Many small animals, esp. urban species, can be rehabilitated and released from home as long as they have a natural distribution around your home. Many of these animals come back for visits until they are completely independent but sometimes for longer as they are closely bonded to the caregivers. Often, the animals may completely cease to return after release or some days after release. Although this seems disappointing, it a good sign demonstrating that the animal is completely independent and capable of surviving on its own without any assistance from you.

As rehabbers, our aim is always make the animal independent so it doesn’t feel the need to keep returning.

Yes, we can definitely attempt to help every animal that needs our help. But unfortunately, we may not always be able to cure every animal and restore it to its desired health status. As rescue workers, we come across a disproportionately disadvantaged population of animals, some of which are beyond human help. There may be times when it is in the best interest of the animal to euthanize it. But it is our duty and responsibility to make an informed choice and always work for the betterment and highest quality of life for the animal in concern.

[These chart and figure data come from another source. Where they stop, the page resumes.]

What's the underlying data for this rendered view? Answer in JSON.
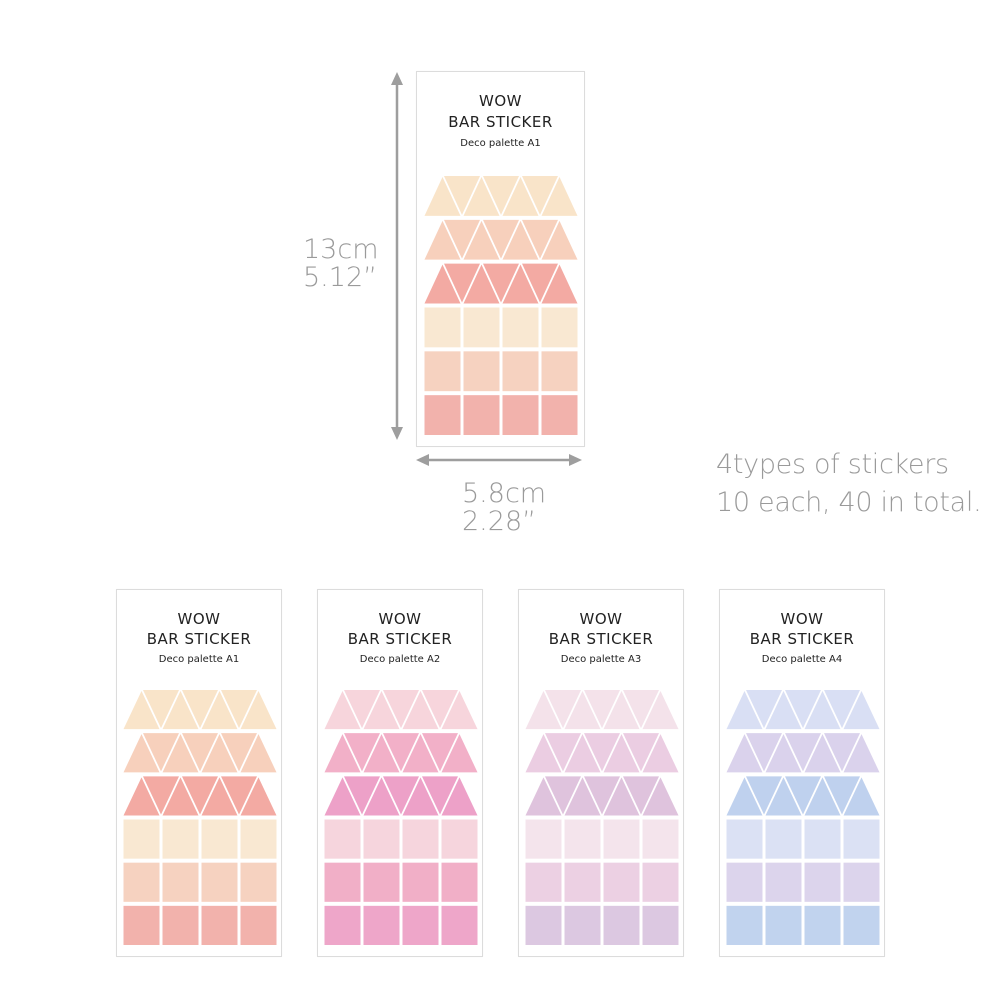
{
  "dimensions": {
    "height_cm": "13cm",
    "height_in": "5.12”",
    "width_cm": "5.8cm",
    "width_in": "2.28”"
  },
  "info": {
    "line1": "4types of stickers",
    "line2": "10 each, 40 in total."
  },
  "arrow_color": "#9e9e9e",
  "hero": {
    "title_line1": "WOW",
    "title_line2": "BAR STICKER",
    "subtitle": "Deco palette A1",
    "row_colors": [
      "#f9e4c9",
      "#f7d0bc",
      "#f3aaa3",
      "#f9e8d2",
      "#f6d2c0",
      "#f2b2ac"
    ]
  },
  "palettes": [
    {
      "title_line1": "WOW",
      "title_line2": "BAR STICKER",
      "subtitle": "Deco palette A1",
      "row_colors": [
        "#f9e4c9",
        "#f7d0bc",
        "#f3aaa3",
        "#f9e8d2",
        "#f6d2c0",
        "#f2b2ac"
      ]
    },
    {
      "title_line1": "WOW",
      "title_line2": "BAR STICKER",
      "subtitle": "Deco palette A2",
      "row_colors": [
        "#f7d5dc",
        "#f2b0c8",
        "#eda1c8",
        "#f6d5dd",
        "#f1afc7",
        "#eea6c9"
      ]
    },
    {
      "title_line1": "WOW",
      "title_line2": "BAR STICKER",
      "subtitle": "Deco palette A3",
      "row_colors": [
        "#f4e2ea",
        "#ebcde2",
        "#dfc3dd",
        "#f4e4ec",
        "#ecd0e3",
        "#dcc8e1"
      ]
    },
    {
      "title_line1": "WOW",
      "title_line2": "BAR STICKER",
      "subtitle": "Deco palette A4",
      "row_colors": [
        "#d9dff4",
        "#dad2ec",
        "#bfd1ee",
        "#dbe1f4",
        "#dcd4ec",
        "#c1d3ee"
      ]
    }
  ]
}
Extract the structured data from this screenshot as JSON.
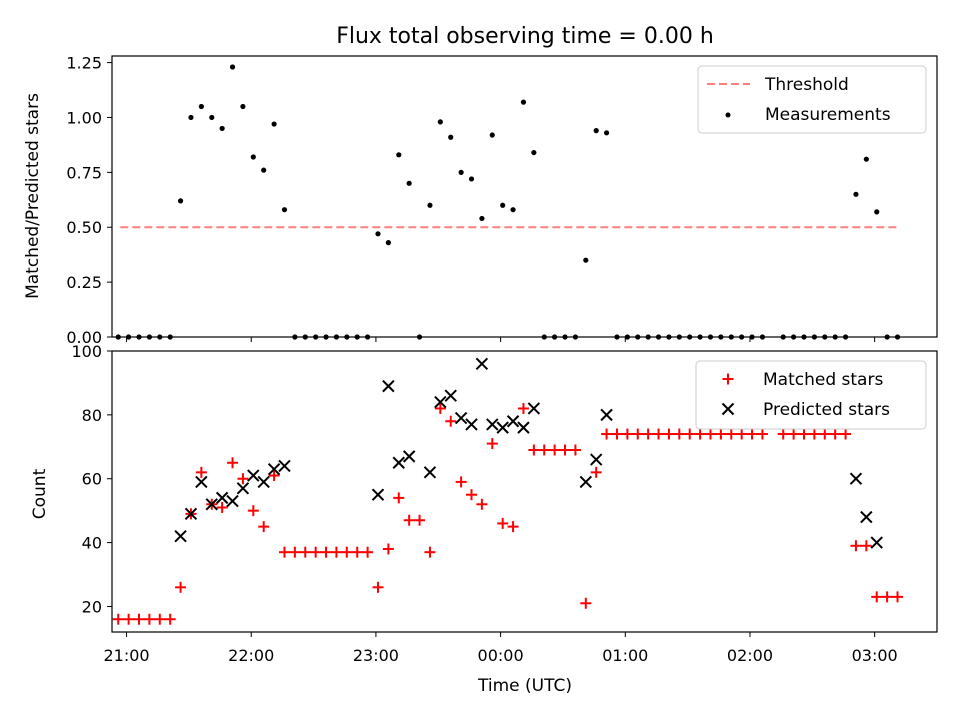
{
  "chart_data": [
    {
      "type": "scatter",
      "title": "Flux total observing time = 0.00 h",
      "ylabel": "Matched/Predicted stars",
      "xlabel": "",
      "xlim": [
        "20:53",
        "03:30"
      ],
      "ylim": [
        0,
        1.28
      ],
      "y_ticks": [
        0.0,
        0.25,
        0.5,
        0.75,
        1.0,
        1.25
      ],
      "y_tick_labels": [
        "0.00",
        "0.25",
        "0.50",
        "0.75",
        "1.00",
        "1.25"
      ],
      "grid": false,
      "legend": {
        "placement": "upper right",
        "entries": [
          "Threshold",
          "Measurements"
        ]
      },
      "series": [
        {
          "name": "Threshold",
          "style": "dashed-line",
          "color": "#ff7f7f",
          "points": [
            [
              "20:57",
              0.5
            ],
            [
              "03:12",
              0.5
            ]
          ]
        },
        {
          "name": "Measurements",
          "style": "dot",
          "color": "#000000",
          "points": [
            [
              "20:56",
              0.0
            ],
            [
              "21:01",
              0.0
            ],
            [
              "21:06",
              0.0
            ],
            [
              "21:11",
              0.0
            ],
            [
              "21:16",
              0.0
            ],
            [
              "21:21",
              0.0
            ],
            [
              "21:26",
              0.62
            ],
            [
              "21:31",
              1.0
            ],
            [
              "21:36",
              1.05
            ],
            [
              "21:41",
              1.0
            ],
            [
              "21:46",
              0.95
            ],
            [
              "21:51",
              1.23
            ],
            [
              "21:56",
              1.05
            ],
            [
              "22:01",
              0.82
            ],
            [
              "22:06",
              0.76
            ],
            [
              "22:11",
              0.97
            ],
            [
              "22:16",
              0.58
            ],
            [
              "22:21",
              0.0
            ],
            [
              "22:26",
              0.0
            ],
            [
              "22:31",
              0.0
            ],
            [
              "22:36",
              0.0
            ],
            [
              "22:41",
              0.0
            ],
            [
              "22:46",
              0.0
            ],
            [
              "22:51",
              0.0
            ],
            [
              "22:56",
              0.0
            ],
            [
              "23:01",
              0.47
            ],
            [
              "23:06",
              0.43
            ],
            [
              "23:11",
              0.83
            ],
            [
              "23:16",
              0.7
            ],
            [
              "23:21",
              0.0
            ],
            [
              "23:26",
              0.6
            ],
            [
              "23:31",
              0.98
            ],
            [
              "23:36",
              0.91
            ],
            [
              "23:41",
              0.75
            ],
            [
              "23:46",
              0.72
            ],
            [
              "23:51",
              0.54
            ],
            [
              "23:56",
              0.92
            ],
            [
              "00:01",
              0.6
            ],
            [
              "00:06",
              0.58
            ],
            [
              "00:11",
              1.07
            ],
            [
              "00:16",
              0.84
            ],
            [
              "00:21",
              0.0
            ],
            [
              "00:26",
              0.0
            ],
            [
              "00:31",
              0.0
            ],
            [
              "00:36",
              0.0
            ],
            [
              "00:41",
              0.35
            ],
            [
              "00:46",
              0.94
            ],
            [
              "00:51",
              0.93
            ],
            [
              "00:56",
              0.0
            ],
            [
              "01:01",
              0.0
            ],
            [
              "01:06",
              0.0
            ],
            [
              "01:11",
              0.0
            ],
            [
              "01:16",
              0.0
            ],
            [
              "01:21",
              0.0
            ],
            [
              "01:26",
              0.0
            ],
            [
              "01:31",
              0.0
            ],
            [
              "01:36",
              0.0
            ],
            [
              "01:41",
              0.0
            ],
            [
              "01:46",
              0.0
            ],
            [
              "01:51",
              0.0
            ],
            [
              "01:56",
              0.0
            ],
            [
              "02:01",
              0.0
            ],
            [
              "02:06",
              0.0
            ],
            [
              "02:16",
              0.0
            ],
            [
              "02:21",
              0.0
            ],
            [
              "02:26",
              0.0
            ],
            [
              "02:31",
              0.0
            ],
            [
              "02:36",
              0.0
            ],
            [
              "02:41",
              0.0
            ],
            [
              "02:46",
              0.0
            ],
            [
              "02:51",
              0.65
            ],
            [
              "02:56",
              0.81
            ],
            [
              "03:01",
              0.57
            ],
            [
              "03:06",
              0.0
            ],
            [
              "03:11",
              0.0
            ]
          ]
        }
      ]
    },
    {
      "type": "scatter",
      "title": "",
      "xlabel": "Time (UTC)",
      "ylabel": "Count",
      "xlim": [
        "20:53",
        "03:30"
      ],
      "ylim": [
        12,
        100
      ],
      "x_ticks": [
        "21:00",
        "22:00",
        "23:00",
        "00:00",
        "01:00",
        "02:00",
        "03:00"
      ],
      "y_ticks": [
        20,
        40,
        60,
        80,
        100
      ],
      "y_tick_labels": [
        "20",
        "40",
        "60",
        "80",
        "100"
      ],
      "grid": false,
      "legend": {
        "placement": "upper right",
        "entries": [
          "Matched stars",
          "Predicted stars"
        ]
      },
      "series": [
        {
          "name": "Matched stars",
          "marker": "+",
          "color": "#ff0000",
          "points": [
            [
              "20:56",
              16
            ],
            [
              "21:01",
              16
            ],
            [
              "21:06",
              16
            ],
            [
              "21:11",
              16
            ],
            [
              "21:16",
              16
            ],
            [
              "21:21",
              16
            ],
            [
              "21:26",
              26
            ],
            [
              "21:31",
              49
            ],
            [
              "21:36",
              62
            ],
            [
              "21:41",
              52
            ],
            [
              "21:46",
              51
            ],
            [
              "21:51",
              65
            ],
            [
              "21:56",
              60
            ],
            [
              "22:01",
              50
            ],
            [
              "22:06",
              45
            ],
            [
              "22:11",
              61
            ],
            [
              "22:16",
              37
            ],
            [
              "22:21",
              37
            ],
            [
              "22:26",
              37
            ],
            [
              "22:31",
              37
            ],
            [
              "22:36",
              37
            ],
            [
              "22:41",
              37
            ],
            [
              "22:46",
              37
            ],
            [
              "22:51",
              37
            ],
            [
              "22:56",
              37
            ],
            [
              "23:01",
              26
            ],
            [
              "23:06",
              38
            ],
            [
              "23:11",
              54
            ],
            [
              "23:16",
              47
            ],
            [
              "23:21",
              47
            ],
            [
              "23:26",
              37
            ],
            [
              "23:31",
              82
            ],
            [
              "23:36",
              78
            ],
            [
              "23:41",
              59
            ],
            [
              "23:46",
              55
            ],
            [
              "23:51",
              52
            ],
            [
              "23:56",
              71
            ],
            [
              "00:01",
              46
            ],
            [
              "00:06",
              45
            ],
            [
              "00:11",
              82
            ],
            [
              "00:16",
              69
            ],
            [
              "00:21",
              69
            ],
            [
              "00:26",
              69
            ],
            [
              "00:31",
              69
            ],
            [
              "00:36",
              69
            ],
            [
              "00:41",
              21
            ],
            [
              "00:46",
              62
            ],
            [
              "00:51",
              74
            ],
            [
              "00:56",
              74
            ],
            [
              "01:01",
              74
            ],
            [
              "01:06",
              74
            ],
            [
              "01:11",
              74
            ],
            [
              "01:16",
              74
            ],
            [
              "01:21",
              74
            ],
            [
              "01:26",
              74
            ],
            [
              "01:31",
              74
            ],
            [
              "01:36",
              74
            ],
            [
              "01:41",
              74
            ],
            [
              "01:46",
              74
            ],
            [
              "01:51",
              74
            ],
            [
              "01:56",
              74
            ],
            [
              "02:01",
              74
            ],
            [
              "02:06",
              74
            ],
            [
              "02:16",
              74
            ],
            [
              "02:21",
              74
            ],
            [
              "02:26",
              74
            ],
            [
              "02:31",
              74
            ],
            [
              "02:36",
              74
            ],
            [
              "02:41",
              74
            ],
            [
              "02:46",
              74
            ],
            [
              "02:51",
              39
            ],
            [
              "02:56",
              39
            ],
            [
              "03:01",
              23
            ],
            [
              "03:06",
              23
            ],
            [
              "03:11",
              23
            ]
          ]
        },
        {
          "name": "Predicted stars",
          "marker": "x",
          "color": "#000000",
          "points": [
            [
              "21:26",
              42
            ],
            [
              "21:31",
              49
            ],
            [
              "21:36",
              59
            ],
            [
              "21:41",
              52
            ],
            [
              "21:46",
              54
            ],
            [
              "21:51",
              53
            ],
            [
              "21:56",
              57
            ],
            [
              "22:01",
              61
            ],
            [
              "22:06",
              59
            ],
            [
              "22:11",
              63
            ],
            [
              "22:16",
              64
            ],
            [
              "23:01",
              55
            ],
            [
              "23:06",
              89
            ],
            [
              "23:11",
              65
            ],
            [
              "23:16",
              67
            ],
            [
              "23:26",
              62
            ],
            [
              "23:31",
              84
            ],
            [
              "23:36",
              86
            ],
            [
              "23:41",
              79
            ],
            [
              "23:46",
              77
            ],
            [
              "23:51",
              96
            ],
            [
              "23:56",
              77
            ],
            [
              "00:01",
              76
            ],
            [
              "00:06",
              78
            ],
            [
              "00:11",
              76
            ],
            [
              "00:16",
              82
            ],
            [
              "00:41",
              59
            ],
            [
              "00:46",
              66
            ],
            [
              "00:51",
              80
            ],
            [
              "02:51",
              60
            ],
            [
              "02:56",
              48
            ],
            [
              "03:01",
              40
            ]
          ]
        }
      ]
    }
  ]
}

Euthanasia, commonly known as ‘mercy killing’, is the act of killing someone to relieve it from unbearable and incurable suffering. Needless to say, euthanasia is always the very last resort after all other means to help the animal have failed and purely done to relieve an animal of unbearable pain and suffering. Euthanasia can be easily carried out by a veterinarian by means of an injectable drug – a quick and painless process. Your veterinarian will be able to advise you on the same. Ensure you have the appropriate permission to do so when dealing with protected species.